Wenn wir in die Hauptwertschöpfung, also z.B. in die Produktion in Unternehmen schauen, dann gibt es natürlich weitere Potenziale wie z.B.

 

  • Qualitätskontrolle: Automatische Fehlererkennung und präventive Maßnahmen verbessern die Produktqualität. 
  • IIoT & Predictive Maintenance: Sensordaten analysieren und Wartungsbedarf vorhersagen, um Ausfallzeiten zu reduzieren. 
  • Supply Chain Management: Optimierung von Lagerbeständen und Logistikprozessen durch Nachfrageprognosen. 
  • Energieeffizienz: Überwachung und Optimierung des Energieverbrauchs von Maschinen. 
  • Produktionsplanung: Echtzeit-Anpassung von Produktionsplänen für mehr Flexibilität. 

Die Umsetzung in der täglichen Praxis sehen wir jedoch noch nicht. Viele, vor allem kleinere mittelständische Industrieunternehmen sind derzeit dabei, die Grundlagen zu schaffen, damit KI überhaupt eingesetzt werden kann. Also Prozesse & Papier zu digitalisieren, Daten erfassbar und auswertbar zu machen sowie entsprechende Systeme einzuführen, damit auf dieser Basis KI implementiert werden kann. 

Eine weitere aktuelle Herausforderung bei der Umsetzung der ersten KI Use Cases ist das Thema Halluzination. Wir stellen fest, dass es bei KI-Modellen in der Praxis schnell zu Halluzinationen kommen kann. Gründe hierfür können speziell in der Praxis das Thema Datenqualität (unvollständige oder fehlerhafte Trainingsdaten), Datenverfügbarkeit (zu wenige Daten sind verfügbar) oder auch die Komplexität des Use Cases sowie die Modellarchitektur (komplexe Modelle erfinden Muster, um Eingaben konsistent zu halten) sein. 

Was kann aus diesen Erläuterungen folgen?
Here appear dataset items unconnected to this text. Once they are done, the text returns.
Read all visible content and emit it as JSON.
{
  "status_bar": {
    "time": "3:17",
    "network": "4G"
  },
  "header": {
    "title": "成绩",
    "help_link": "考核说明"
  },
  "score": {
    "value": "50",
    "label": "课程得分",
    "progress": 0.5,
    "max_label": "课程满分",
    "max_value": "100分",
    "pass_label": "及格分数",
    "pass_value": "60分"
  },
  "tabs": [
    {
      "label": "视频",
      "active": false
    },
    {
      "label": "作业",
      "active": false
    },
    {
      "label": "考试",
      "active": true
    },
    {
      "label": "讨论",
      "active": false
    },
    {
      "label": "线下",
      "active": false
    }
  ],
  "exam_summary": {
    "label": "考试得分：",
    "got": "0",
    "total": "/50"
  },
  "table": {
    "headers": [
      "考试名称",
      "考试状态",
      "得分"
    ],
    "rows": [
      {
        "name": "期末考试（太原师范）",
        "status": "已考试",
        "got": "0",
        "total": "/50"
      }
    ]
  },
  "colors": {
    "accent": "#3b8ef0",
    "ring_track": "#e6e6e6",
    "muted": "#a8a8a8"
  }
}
  • KI als Technologie hat weiterhin das Potenzial alles zu verändern bzw. hat es in Teilen bereits getan – Unternehmen, Berufsbilder und vieles mehr werden sich radikal und auch positiv verändern.  
  • Unternehmen, insbesondere KMUs, sollten sich mit den Möglichkeiten auf Basis von KI auseinandersetzen und an der Umsetzung von Use Cases dranbleiben.  
  • Dabei lieber 2–3 Use Cases schrittweise und fokussiert umsetzen, als zu viel anzufangen und nicht erfolgreich zu beenden. 
  • Entscheidend ist auch, strukturiert vorzugehen und zu prüfen, welche Use Cases sinnvoll sind, was es dafür am Markt an Anbietern gibt und dann zu schauen, wie hoch der Schwierigkeitsgrad der Umsetzung und der potenzielle Erfolg sein kann. 
  • Mit Blick auf die Kapitalmärkte und großen Investitionen sollte man sich genau überlegen, wo man sich selbst engagiert und wo man lieber die Finger von lässt. Beispielsweise ist die Entwicklung eigener KI-Modelle mit gigantischen Investitionen verbunden und jeder sollte sich überlegen, ob er hier im globalen Wettbewerb eine Chance hat. 
  • Bei den Finanzierungsrunden werden wir in den nächsten Monaten sicherlich noch einige Verwerfungen sehen. Viele KI-Startups wurden sehr hoch bewertet und man sieht schon jetzt an Beispielen wie Aleph Alpha, dass die hohen Erwartungen oft nicht erfüllt werden können. Dementsprechend vorsichtig sollten Unternehmen agieren, wenn sie überlegen, selbst in diesem Bereich zu investieren. 

Zusammenfassend lässt sich sagen, dass das Potenzial sehr groß ist und sich Unternehmen nicht von Rückschlägen in der Umsetzung entmutigen lassen sollten. Allerdings ist es auch wichtig, mit Bedacht an den Einsatz von KI heranzugehen. Nicht überall braucht man KI und nicht in jeder Software oder in jedem Prozess, wo KI draufsteht, ist auch KI drin. Mit Blick auf die Kapitalmärkte sollte man genau hinschauen, wo es Bewertungsblasen gibt und wo der Hype um KI zu Risiken führen kann.

Das Wichtigste ist jedoch, am Ball zu bleiben und sich als Unternehmen nicht entmutigen zu lassen. Der Erfolg durch den Einsatz von KI wird kommen und Unternehmen sowie Mitarbeiterinnen und Mitarbeiter positiv verändern. Wer die Chancen nutzt, wird Wettbewerbsvorteile im globalen Wettbewerb haben.